Locks_1879.jpg (110553 bytes)

 

Beginning just before the turn of the century there was a strong demand from many sources for an enlargement of the Canal system and the discarding of mules and horses as motive power. The State in 1905 appropriated 101 million dollars for the purpose. Work in our section began in 1908. In 1910 four stores from the Cottage Street bridge east to the alley on Main Street had to be torn down. The Fire Alarm Tower was moved to Darrison Park from its site near the bridge.

 

 

The Cottage Street Bridge was torn down and replaced by an extension of the Big Bridge, now one of the widest bridges in the world. The enlargement was completed in Lockport in 1918 and five of the old locks had been replaced by two large modern locks. The five old locks on the west side were retained for small craft but are now merely a spillway for excess water. Now, in 1959 due to competition of trucks, canal tonnage has decreased to such an extent that efforts are being made to have the Federal Government take control of it.

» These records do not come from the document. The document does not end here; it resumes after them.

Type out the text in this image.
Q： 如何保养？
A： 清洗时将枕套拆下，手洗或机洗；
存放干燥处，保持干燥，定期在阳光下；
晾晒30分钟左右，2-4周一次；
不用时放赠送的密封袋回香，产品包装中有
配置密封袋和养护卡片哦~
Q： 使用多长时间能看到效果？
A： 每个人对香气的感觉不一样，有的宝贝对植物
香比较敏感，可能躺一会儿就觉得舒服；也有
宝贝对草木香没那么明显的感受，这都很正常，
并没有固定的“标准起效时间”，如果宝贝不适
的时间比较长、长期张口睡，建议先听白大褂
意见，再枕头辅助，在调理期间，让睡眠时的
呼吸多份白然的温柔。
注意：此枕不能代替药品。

Our largest and nationally known Holly Mfg. Co. suffered from one of the first major strikes in Niagara County. (The story of the evolution of the Union movement in Lockport is an interesting topic for some student to pursue.) The bitter feeling engenered by this strike and an offer from the Worthington Pump Works of Buffalo to amalgamate with them induced the Holly Pump Works to move to Buffalo. Between five and six hundred men were then out of work. Many of the foremen were transferred to Buffalo and moved their families there. The last casting made in Lockport was in 1904.

On November 2, 1854 Lockport's most serious fire occured. Starting in the "Lockport House" located just west of where now is the Lox-Plaza it spread northwesterly. Eventually with the aid of two fire engines from Buffalo (brought down on flat cars on the rail road) it was extinguished but not until three hotels, two churches, eighteen stores and eight houses and a barn were consumed.

In 1865 Lockport's most famous hostelry, The Washington House which had entertained Gen. LaFayette in 1825, was destroyed by fire with several adjacent structures. This stood on the site of the present Park Hotel.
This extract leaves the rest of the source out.